There is something to be said of waking up in the morning in a city other than your own. I find the experience to be a bit transcendental, if only for the duration of our stay; The same person waking up in someone else’s shoes. The location which we choose to live greatly affects the experience.
When we were planning our trip to Mexico City, we teeter-tottered between a standard hotel in the heart of Roma, where we would have a view of the Angel de Independencia and be surrounded by other extranjeros eager to walk to streets, equally unfamiliar with the rules, and an AirBNB apartment located in the Guerrero, slightly away from the main road. I am extremely happy we went with the latter.

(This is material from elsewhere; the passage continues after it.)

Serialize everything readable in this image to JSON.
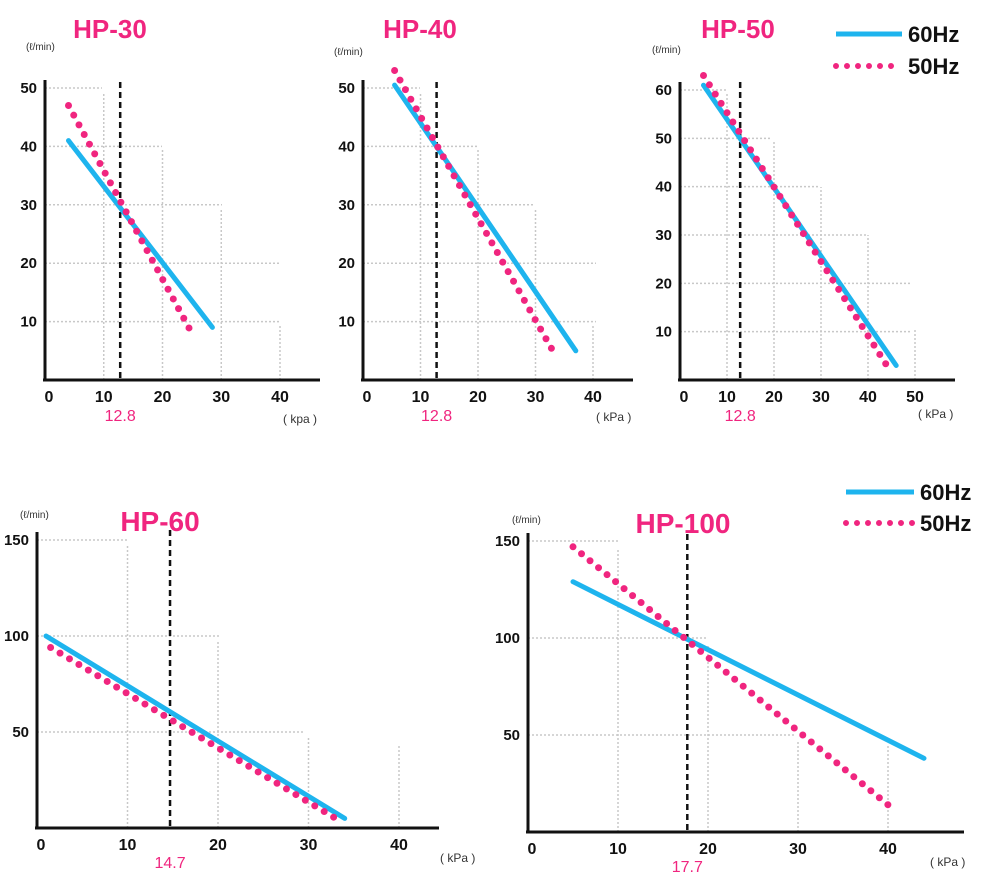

The perks of AirBNB are known to many, and the world over too. It was significantly cheaper to rent this apartment for $40 per night, than it was to rent a single hotel room for upwards of $150 a night. This apartment is huge, big enough for Mike and I to permanently move into and be happy living in, and just as tempting an idea. It’s got a bit of history, being the home of a passed away father whose son wanted to dedicate the space to the man he loved. It is a mix between a modern renovation with recessed lighting and white walls, and a vintage memory, housing original kitchen tiles and a retro oven. An original brick wall acts as a beautiful backdrop in the small dining room, its corner intersecting with a contrasting black granite countertop and new wooden shelving. The shower is tall and modern, exhibiting good temperature and strong pressure as water falls onto a cobblestone floor on the opposite side of a thick pane of glass. The furnishings of the place is functional, and minimal, just our cup of tea.

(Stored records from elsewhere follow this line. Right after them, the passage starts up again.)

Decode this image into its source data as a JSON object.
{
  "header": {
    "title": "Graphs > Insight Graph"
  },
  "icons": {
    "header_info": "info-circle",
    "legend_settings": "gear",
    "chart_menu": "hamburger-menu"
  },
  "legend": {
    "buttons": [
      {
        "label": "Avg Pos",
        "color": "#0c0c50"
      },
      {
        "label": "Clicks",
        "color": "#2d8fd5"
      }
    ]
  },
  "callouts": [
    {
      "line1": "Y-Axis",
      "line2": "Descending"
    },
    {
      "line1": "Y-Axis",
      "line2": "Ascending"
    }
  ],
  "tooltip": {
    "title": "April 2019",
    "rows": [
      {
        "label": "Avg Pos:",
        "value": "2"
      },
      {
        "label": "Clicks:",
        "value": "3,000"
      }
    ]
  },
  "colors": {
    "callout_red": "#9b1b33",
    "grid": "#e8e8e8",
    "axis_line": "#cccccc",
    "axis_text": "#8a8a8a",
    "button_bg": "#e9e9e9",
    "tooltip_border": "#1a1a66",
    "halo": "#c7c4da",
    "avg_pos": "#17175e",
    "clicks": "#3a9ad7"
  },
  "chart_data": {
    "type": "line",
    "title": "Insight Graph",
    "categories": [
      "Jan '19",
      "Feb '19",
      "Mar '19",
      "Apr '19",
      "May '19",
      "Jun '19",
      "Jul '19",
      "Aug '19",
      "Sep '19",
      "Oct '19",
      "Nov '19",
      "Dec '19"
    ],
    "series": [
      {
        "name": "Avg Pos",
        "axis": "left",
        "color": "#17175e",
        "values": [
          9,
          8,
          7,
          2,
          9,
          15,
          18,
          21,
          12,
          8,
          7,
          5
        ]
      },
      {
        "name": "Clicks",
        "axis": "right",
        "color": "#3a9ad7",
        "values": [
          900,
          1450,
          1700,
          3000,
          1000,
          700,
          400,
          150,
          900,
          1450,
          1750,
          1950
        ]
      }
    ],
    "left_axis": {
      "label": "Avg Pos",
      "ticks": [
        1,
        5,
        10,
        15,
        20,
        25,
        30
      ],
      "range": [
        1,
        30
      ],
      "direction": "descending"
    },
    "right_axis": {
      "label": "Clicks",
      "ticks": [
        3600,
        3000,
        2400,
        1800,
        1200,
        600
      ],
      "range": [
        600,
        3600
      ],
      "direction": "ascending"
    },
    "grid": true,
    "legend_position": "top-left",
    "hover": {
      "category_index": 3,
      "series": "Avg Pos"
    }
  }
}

But what I love most about choosing AirBNB is the way in which it helps us feel a bit more dissociated with our identity as foreigners. Admission into the apartment required meeting up with Chacha, a friendly man with afro hair and a big smile, who happens to own the tienda downstairs and slightly next door. After guiding us into the gated alleyway, painted yellow, a perfect signature of the surrounding buildings, he dropped us off in front of a bright blue door atop red marbled stairs. After a quick explanation of how to access the keys, and with an invitation to pop by his shop for any of our daily needs, off he went to leave us feeling completely displaced, but interestingly, happy to be so.
Light floods into the heavily windowed apartment, but even more so do the sounds, floating in through a broken window sill in the living room. Sounds of automobiles honking in the traffic of surronding busy streets, as expected in a city as populous as this. Sounds of a neighboring gal saying Buenas Tardes to Chacha as she bicycles her way into the gated alley across the street. The sound of mothers urging their ninos to walk just a bit faster as they hurry off to school. The sound of kids playing in the streets as the sun sets, and as the smells of neighboring kitchens slowly waft into our own.

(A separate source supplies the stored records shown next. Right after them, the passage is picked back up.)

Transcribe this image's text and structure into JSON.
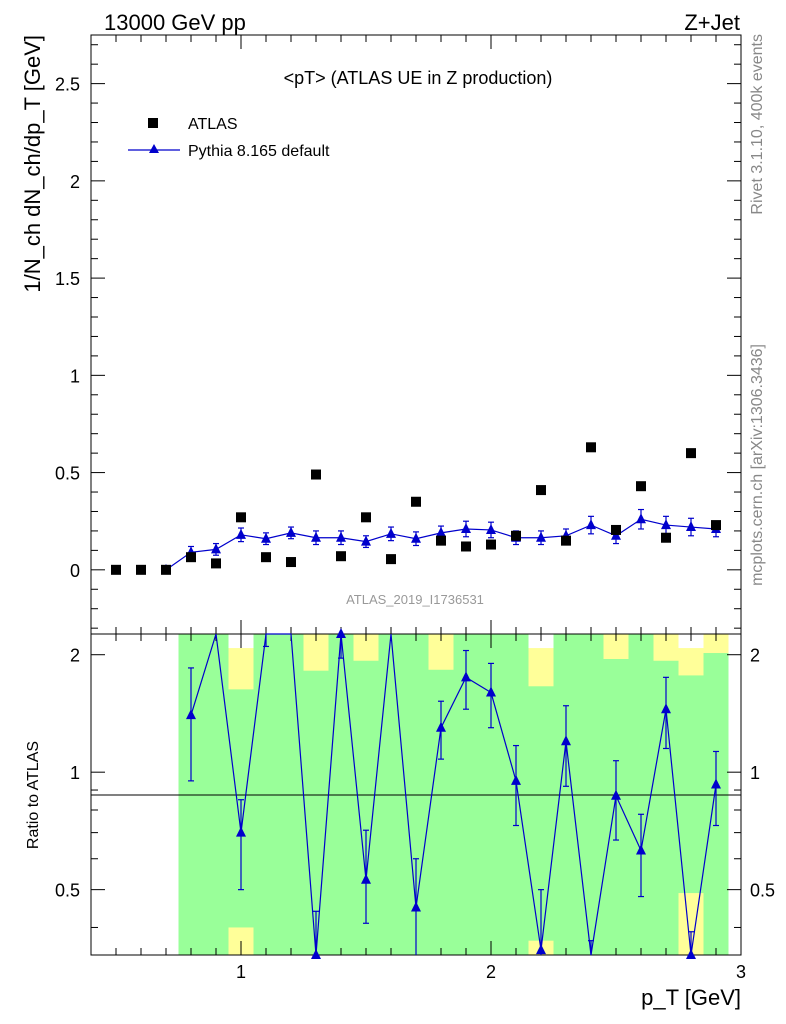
{
  "header": {
    "left": "13000 GeV pp",
    "right": "Z+Jet"
  },
  "side_labels": {
    "rivet": "Rivet 3.1.10,  400k events",
    "mcplots": "mcplots.cern.ch [arXiv:1306.3436]"
  },
  "chart_data": {
    "type": "scatter",
    "title": "<pT> (ATLAS UE in Z production)",
    "analysis_tag": "ATLAS_2019_I1736531",
    "colors": {
      "data": "#000000",
      "mc": "#0000cc",
      "band_inner": "#99ff99",
      "band_outer": "#ffff99"
    },
    "main": {
      "ylabel": "1/N_ch dN_ch/dp_T [GeV]",
      "ylim": [
        -0.33,
        2.75
      ],
      "yticks": [
        0,
        0.5,
        1,
        1.5,
        2,
        2.5
      ],
      "ytick_labels": [
        "0",
        "0.5",
        "1",
        "1.5",
        "2",
        "2.5"
      ],
      "legend": [
        "ATLAS",
        "Pythia 8.165 default"
      ],
      "legend_position": "top-left"
    },
    "ratio": {
      "ylabel": "Ratio to ATLAS",
      "ylim": [
        0.34,
        2.26
      ],
      "yticks": [
        0.5,
        1,
        2
      ],
      "ytick_labels": [
        "0.5",
        "1",
        "2"
      ]
    },
    "x": {
      "label": "p_T [GeV]",
      "lim": [
        0.4,
        3.0
      ],
      "ticks": [
        1,
        2,
        3
      ],
      "tick_labels": [
        "1",
        "2",
        "3"
      ]
    },
    "series": [
      {
        "name": "ATLAS",
        "x": [
          0.5,
          0.6,
          0.7,
          0.8,
          0.9,
          1.0,
          1.1,
          1.2,
          1.3,
          1.4,
          1.5,
          1.6,
          1.7,
          1.8,
          1.9,
          2.0,
          2.1,
          2.2,
          2.3,
          2.4,
          2.5,
          2.6,
          2.7,
          2.8,
          2.9
        ],
        "y": [
          0.0,
          0.0,
          0.0,
          0.065,
          0.033,
          0.27,
          0.065,
          0.04,
          0.49,
          0.07,
          0.27,
          0.055,
          0.35,
          0.15,
          0.12,
          0.13,
          0.175,
          0.41,
          0.15,
          0.63,
          0.205,
          0.43,
          0.165,
          0.6,
          0.23
        ]
      },
      {
        "name": "Pythia 8.165 default",
        "x": [
          0.7,
          0.8,
          0.9,
          1.0,
          1.1,
          1.2,
          1.3,
          1.4,
          1.5,
          1.6,
          1.7,
          1.8,
          1.9,
          2.0,
          2.1,
          2.2,
          2.3,
          2.4,
          2.5,
          2.6,
          2.7,
          2.8,
          2.9
        ],
        "y": [
          0.0,
          0.09,
          0.105,
          0.18,
          0.16,
          0.19,
          0.165,
          0.165,
          0.145,
          0.185,
          0.16,
          0.19,
          0.21,
          0.205,
          0.165,
          0.165,
          0.175,
          0.23,
          0.175,
          0.26,
          0.23,
          0.22,
          0.21
        ],
        "yerr": [
          0.0,
          0.03,
          0.03,
          0.035,
          0.03,
          0.03,
          0.035,
          0.035,
          0.03,
          0.035,
          0.035,
          0.035,
          0.04,
          0.04,
          0.035,
          0.035,
          0.035,
          0.045,
          0.04,
          0.05,
          0.045,
          0.045,
          0.04
        ]
      },
      {
        "name": "Ratio",
        "x": [
          0.8,
          0.9,
          1.0,
          1.1,
          1.2,
          1.3,
          1.4,
          1.5,
          1.6,
          1.7,
          1.8,
          1.9,
          2.0,
          2.1,
          2.2,
          2.3,
          2.4,
          2.5,
          2.6,
          2.7,
          2.8,
          2.9
        ],
        "y": [
          1.4,
          3.2,
          0.7,
          2.5,
          4.75,
          0.34,
          2.26,
          0.53,
          3.4,
          0.45,
          1.3,
          1.75,
          1.6,
          0.95,
          0.35,
          1.2,
          0.32,
          0.87,
          0.63,
          1.45,
          0.34,
          0.93
        ],
        "yerr_lo": [
          0.45,
          0.6,
          0.2,
          0.4,
          0.6,
          0.1,
          0.3,
          0.12,
          0.5,
          0.12,
          0.22,
          0.3,
          0.3,
          0.22,
          0.05,
          0.28,
          0.05,
          0.2,
          0.15,
          0.3,
          0.05,
          0.2
        ],
        "yerr_hi": [
          0.45,
          0.6,
          0.15,
          0.4,
          0.6,
          0.1,
          0.3,
          0.18,
          0.5,
          0.15,
          0.22,
          0.3,
          0.3,
          0.22,
          0.15,
          0.28,
          0.05,
          0.2,
          0.15,
          0.3,
          0.05,
          0.2
        ]
      }
    ],
    "ratio_bands": {
      "bins": [
        [
          0.75,
          0.85
        ],
        [
          0.85,
          0.95
        ],
        [
          0.95,
          1.05
        ],
        [
          1.05,
          1.15
        ],
        [
          1.15,
          1.25
        ],
        [
          1.25,
          1.35
        ],
        [
          1.35,
          1.45
        ],
        [
          1.45,
          1.55
        ],
        [
          1.55,
          1.65
        ],
        [
          1.65,
          1.75
        ],
        [
          1.75,
          1.85
        ],
        [
          1.85,
          1.95
        ],
        [
          1.95,
          2.05
        ],
        [
          2.05,
          2.15
        ],
        [
          2.15,
          2.25
        ],
        [
          2.25,
          2.35
        ],
        [
          2.35,
          2.45
        ],
        [
          2.45,
          2.55
        ],
        [
          2.55,
          2.65
        ],
        [
          2.65,
          2.75
        ],
        [
          2.75,
          2.85
        ],
        [
          2.85,
          2.95
        ]
      ],
      "inner_lo": [
        0.34,
        0.34,
        0.38,
        0.34,
        0.34,
        0.34,
        0.34,
        0.34,
        0.34,
        0.34,
        0.34,
        0.34,
        0.34,
        0.34,
        0.36,
        0.34,
        0.34,
        0.34,
        0.34,
        0.34,
        0.34,
        0.34
      ],
      "inner_hi": [
        2.26,
        2.26,
        1.63,
        2.26,
        2.26,
        1.82,
        2.26,
        1.93,
        2.26,
        2.26,
        1.83,
        2.26,
        2.26,
        2.26,
        1.66,
        2.26,
        2.26,
        1.95,
        2.26,
        1.93,
        1.77,
        2.02
      ],
      "outer_lo": [
        0.34,
        0.34,
        0.34,
        0.34,
        0.34,
        0.34,
        0.34,
        0.34,
        0.34,
        0.34,
        0.34,
        0.34,
        0.34,
        0.34,
        0.34,
        0.34,
        0.34,
        0.34,
        0.34,
        0.34,
        0.34,
        0.34
      ],
      "outer_hi": [
        2.26,
        2.26,
        2.08,
        2.26,
        2.26,
        2.26,
        2.26,
        2.26,
        2.26,
        2.26,
        2.26,
        2.26,
        2.26,
        2.12,
        2.08,
        2.26,
        2.26,
        2.26,
        2.26,
        2.26,
        2.08,
        2.26
      ],
      "outer_lo_extra": [
        0,
        0,
        0.4,
        0,
        0,
        0,
        0,
        0,
        0,
        0,
        0,
        0,
        0,
        0,
        0.37,
        0,
        0,
        0,
        0,
        0,
        0.49,
        0
      ]
    }
  }
}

Our location is close enough to the main street, La Reforma, that we can walk to it and be a straight shot away from the rest of the more affluent, tall, buildings and restuarant-laden streets (albeit a few miles down the way), where we and all the other visitors of Mexico may spend on the things we take for granted. But the location is remote enough from downtown that one turn in the opposite direction, and we see the people who live through their day to day on the streets, selling whatever they can, wearing clothes with holes and worn down shoes, sitting under plastic tents made of sticks to shield from both rain and sun.
From my window, I stare at graffiti walls on a chipping blue paint, and trash on the streets. Discarded crates left on their sides to rot. Cars dented, chipped, fading. It smells of city streets when it gets warm in the afternoons. It’s enough to keep one grounded. A beautiful reminder that although there is a small part of this city dedicated to entertaining people with some of the Top 50 restaurants in the world and historic sites and museums that contain so much beauty, there is a larger part that is just trying to get by one day at at time.
This is part of the feeling of being displaced. Taking part in the glamor and the glitz of what geoarbitrage can afford any American visiting Mexico, and also taking part in the reality of the people who live in it. Just as I feel in limbo with which language to speak, responding in whichever language they choose to speak with me, and not realizing when I make the switch, regardless of which person I am talking to. And for this I am grateful. I don’t think I would have ever experienced Mexico City in this way if, like many visitors, we decided to stay in the heart of it all, where every site was walkable, the streets are kept clean, and people speak English. And to hear Mike say, “I love this city”, after we just walked through an alleyway of streets filled with rubble and reeking of piss and filled with mostly men outdoors breaking down their home-made tiendas in the middle of the narrow street, it really makes me think that we could live here a few months to learn more about the culture and the people. I could get used to saying Buenos Dias to Chacha every morning, just as I could get used to the broken window sill, and the sounds of traffic, eating great food, and being surrounded by a friendly population of cuidadanos.
With that, I would highly recommend AirBNB in an attempt to integrate with the foreigners less and the locals more. I know it may throw some out of their comfort zone, but for what reasons do we really travel and can we really understand the lifestyles of fellow humans in other countries if we purposefully blind ourselves to it? Mike and I mostly travel to understand, to get some grasp of the larger world view, and to slowly put the pieces of a grand and complicated puzzle together. We will likely spend our lives doing it and never get close, except for little decisions such as these that help us get just a little bit closer.